The history of Blue Note Records spans over eight decades and a catalogue of over a thousand records. Blue Note has supported jazz genres including Hot Jazz, Boogie Woogie and Swing, Bebop, Hard Bop, Post Bop, Avant Garde, Soul Jazz and Fusion. Huber states, “The Blue Note story is about people who followed their passion and – against all odds – built a lasting platform for a music they loved, a music that was cathartic for them, that represents freedom to German Jewish immigrants and to African American musicians” (2018). Lion and Wolff’s Blue Note philosophy is still applicable today. Don Was, producer and bass player from Was (Not Was), is now Blue Note’s president who works with the new generation, plus living jazz legends who record on Blue Note. Alfred Lion originally described Blue Note music as, “Any particular style of playing which represents an authentic way of musical feeling is genuine expression” (https://bluenoterecords-film.com/en/). 

The Blue Note label has now crossed over to meld jazz, R&B and hip hop. Blue Note records have been sampled by countless hip hop/rap legends such as Tribe Called Quest, De La Soul, Dr. Dre, Tupac and Beastie Boys; plus today’s artists such as J. Cole, Kendrick Lamar and Kanye West. Blue Note records and jazz music are part of the evolution of hip hop and rap. Both jazz and hip hop/rap genres are born from African American historical and social culture in the U.S. Jazz origins began in New Orleans within the Creole and European traditions, encompassing military music with ragtime, and the blues. African slave descendents created jazz music to cope with racial abuse from colonialist white society. African slave descendents from the ghettos of New York created hip hop and rap to cope with systemic racial abuse, gang violence and social inequities stemming from inequities passed down generationally by colonialist white society.

Blue Note Records: Beyond the Notes contrasted powerful imagery between jazz and hip hop/rap. Huber’s juxtaposed scenes documenting jazz legendary artist John Coltrane who was influenced by living in the civil rights era; using his masterpiece song “Alabama”, Huber showed images from lunch counter protests, law enforcement spraying African American protesters with fire hoses, beatings and lynching, which reflects current discourse on systematic racist violence still being perpetrated upon black people and legitimized through institutionalized colonialist white societal standards. Huber contrasted images from protests of police killings and the Black Lives Matter movement. The sounds on Blue Note jazz records were embedded into the creative minds of many. Ali Shaheed Muhammad from A Tribe Called Quest connected the empowerment of hip hop with the U.S. government’s elimination of funding for afterschool music programs, which forced them to use records and turntables as instruments. 

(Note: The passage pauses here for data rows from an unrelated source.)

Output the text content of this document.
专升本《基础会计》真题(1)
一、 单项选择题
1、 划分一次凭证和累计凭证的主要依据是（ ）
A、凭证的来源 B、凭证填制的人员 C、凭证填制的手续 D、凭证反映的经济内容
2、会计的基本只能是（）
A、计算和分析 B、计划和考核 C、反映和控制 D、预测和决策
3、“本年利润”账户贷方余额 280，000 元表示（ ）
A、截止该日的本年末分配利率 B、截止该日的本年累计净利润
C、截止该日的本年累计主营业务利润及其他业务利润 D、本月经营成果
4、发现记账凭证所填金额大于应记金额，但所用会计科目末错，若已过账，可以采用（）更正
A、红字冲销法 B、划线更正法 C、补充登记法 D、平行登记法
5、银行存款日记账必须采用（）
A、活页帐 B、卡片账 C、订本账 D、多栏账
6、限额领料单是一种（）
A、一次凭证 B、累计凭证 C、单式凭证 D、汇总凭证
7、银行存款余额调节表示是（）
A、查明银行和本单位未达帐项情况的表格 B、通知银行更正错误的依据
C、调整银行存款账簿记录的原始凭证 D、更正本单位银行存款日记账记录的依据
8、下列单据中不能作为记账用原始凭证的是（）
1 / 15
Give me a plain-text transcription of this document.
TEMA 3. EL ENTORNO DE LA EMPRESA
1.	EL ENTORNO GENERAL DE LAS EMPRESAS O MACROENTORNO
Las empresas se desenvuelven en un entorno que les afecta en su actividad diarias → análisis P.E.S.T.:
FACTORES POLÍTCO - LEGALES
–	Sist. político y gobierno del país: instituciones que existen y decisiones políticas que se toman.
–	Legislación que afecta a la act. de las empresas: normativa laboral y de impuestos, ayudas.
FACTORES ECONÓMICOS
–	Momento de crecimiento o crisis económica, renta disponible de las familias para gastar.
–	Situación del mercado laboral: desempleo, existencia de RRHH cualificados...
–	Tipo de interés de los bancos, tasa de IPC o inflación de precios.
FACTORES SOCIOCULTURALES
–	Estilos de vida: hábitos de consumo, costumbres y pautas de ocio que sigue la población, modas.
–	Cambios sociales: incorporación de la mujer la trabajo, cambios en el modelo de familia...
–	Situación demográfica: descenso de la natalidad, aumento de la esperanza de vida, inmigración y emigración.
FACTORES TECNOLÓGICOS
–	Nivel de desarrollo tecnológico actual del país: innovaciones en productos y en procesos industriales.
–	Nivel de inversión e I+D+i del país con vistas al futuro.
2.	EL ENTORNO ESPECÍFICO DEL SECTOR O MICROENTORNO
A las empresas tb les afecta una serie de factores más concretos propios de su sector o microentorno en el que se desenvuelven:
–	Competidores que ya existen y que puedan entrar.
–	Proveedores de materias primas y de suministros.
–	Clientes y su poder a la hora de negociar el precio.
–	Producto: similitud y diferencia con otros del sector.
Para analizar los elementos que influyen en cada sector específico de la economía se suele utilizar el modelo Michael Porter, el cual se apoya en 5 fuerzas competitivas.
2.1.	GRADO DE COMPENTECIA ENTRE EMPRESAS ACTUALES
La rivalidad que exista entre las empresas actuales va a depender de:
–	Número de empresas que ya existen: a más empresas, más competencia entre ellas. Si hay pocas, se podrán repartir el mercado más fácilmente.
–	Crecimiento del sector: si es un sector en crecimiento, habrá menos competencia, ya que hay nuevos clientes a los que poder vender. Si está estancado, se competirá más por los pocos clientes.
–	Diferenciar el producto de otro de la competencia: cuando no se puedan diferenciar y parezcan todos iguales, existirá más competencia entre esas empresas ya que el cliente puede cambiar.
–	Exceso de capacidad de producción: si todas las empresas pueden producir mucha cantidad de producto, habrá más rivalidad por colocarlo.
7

Huber’s film also features eye candy glimpses into Wolff’s photo archives with rare shots from the Blue Note archive contact prints, plus commentary highlighting Reid Miles’ cover art which contributed to the label’s signature success. Blue Note Records: Beyond the Notes provides a human perspective into the relationships and music that inspired the Blue Note label. It is an insightful and extraordinary film that honestly documents the evolution of the historic Blue Note record label.